Frederick Taylor tinha como objetivo evitar conflitos entre interesses dos trabalhadores e da empr
esa e Frank Gilbreth em subtituir movimentos longos e cansativos por outros curtos e menos fatigantes.

O esforço destes 2 cientistas formou os fundamentos da Administração Científica, também conhecida como Cronoanálise, Tempos e Métodos ou mesmo Métodos e Processos.

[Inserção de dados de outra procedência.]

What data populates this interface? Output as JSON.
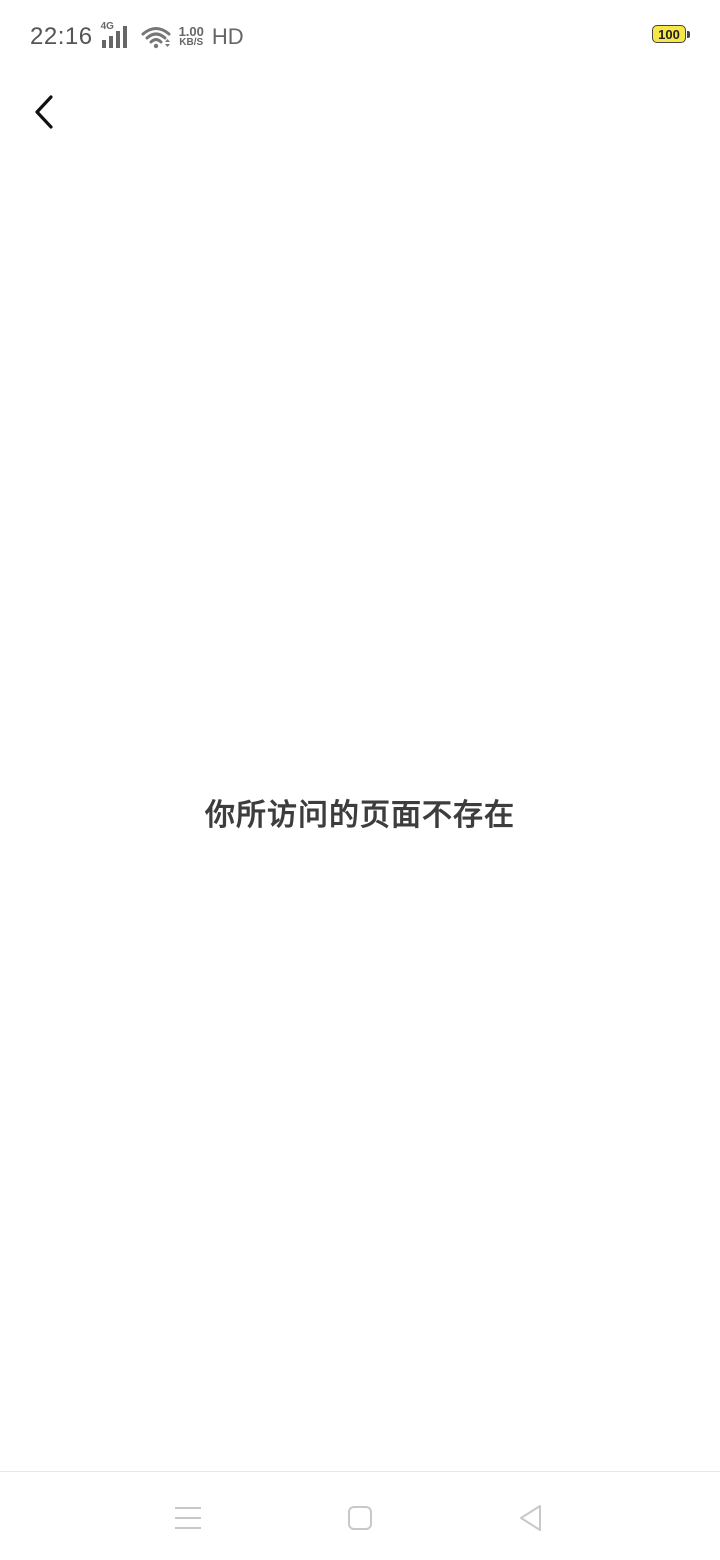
{
  "status_bar": {
    "time": "22:16",
    "network_type": "4G",
    "speed_value": "1.00",
    "speed_unit": "KB/S",
    "hd_label": "HD",
    "battery_level": "100",
    "icons": [
      "signal-icon",
      "wifi-icon",
      "battery-icon"
    ]
  },
  "header": {
    "back_icon": "chevron-left-icon"
  },
  "main": {
    "message": "你所访问的页面不存在"
  },
  "nav_bar": {
    "icons": [
      "menu-icon",
      "home-icon",
      "back-triangle-icon"
    ]
  },
  "colors": {
    "background": "#ffffff",
    "message_text": "#3d3d3d",
    "battery_fill": "#f7e64a",
    "nav_icon": "#c8c8c8"
  }
}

A Gestão da Qualidade exige o diagnóstico efetivo de todos os processos da instituição de forma confiável e atualizada no tempo adequado para a tomada de decisões gerenciais. As atividades nos postos de trabalho precisam ser conhecidas, padronizadas e ter seu desempenho permanentemente mensurado no sentido de melhorar a produtividade.

A cronoanálise é uma ferramenta avançada da qualidade que permite o conhecimento detalhado das atividades evidenciando pontos passíveis de melhoria. Um dos pontos positivos deste método em relação a outros é a questão do treinamento, que permite ao analista industrial já está apto a aplicar o método com precisão, produzindo resultados imediatos.

A Cronoanálise usa a cronometragem como ferramenta e apura melhor a medição do tempo real para a indicação do tempo previsto, ou seja, com o tempo medido, devemos avaliar o ritmo do operador, avaliar estatísticamente o número de medições exigidas e o grau de confiabilidade, para obter um tempo puro.

Determinando o método mais rápido e eficiente para a execução de uma operação necessária a Cronoanálise na prática identifica e fornece melhorias permitindo a redução dos custos de manufatura de um produto.

É aplicada em qualquer setor onde haja a atividade humana. Outras finalidades:

- Aproveitar o tempo apurado para a coordenação e controle da produção
- Base para cálculo da remuneração variável
- Formar tabelas de tempos planejados
- Incluir observações sobre as condições ergonômicas do trabalho
- Indicar os potenciais de racionalização
- Determinação dos padrões de tempo para propriação da mão de obra, carga máquina e o balanceamento de linhas e de setores da produção
Desde a publicação dos trabalhos de Taylor e Gilbreth, muito se evoluiu no conhecimento e aplicação das técnicas de Tempos e Métodos. o inicío do século XX, o matemático francês "Bedaux", identificou que o ato de conhecer os tempos de fabricação deve obedecer as regras matemáticas para "Probabilidade de números aleatórios" e assim, adotar os rígidos procedimentos estatísticos. Tais procedimentos indicam, que ao pesquisar os tempos medidos, esses devem ser configurados no Universo Verdade através da Avaliação do Rítmo com que foi realizado o tempo medido.

E só assim, a média poderá ser obtida e considerada verdade, desprezando-se os erros. O tempo corrigido pelo Rítmo passou a ser conhecido como Tempo Normal, ou seja, "O Tempo requerido para que uma pessoa Normal e em condições Normais de trabalho, realize uma tarefa, tendo o Nível de Confiabilidade igual à 95% e com Erro Relativo de mais ou menos 5%. Ou seja, O Tempo Padrão obtido através do procedimento cientifico indicado por Bedaux, pode no máximo, dizer o seguinte:O Tempo Padrão tem 95% de possibilidade de estar correto, desde que, seja aceitavél a distorção para mais ou para menos de 5%.Bem como, Rítmo e Velocidade são coisas diferentes, Velocidade é a relação do espaço pelo tempo e Rítmo é o produto da Habilidade pelo Esforço.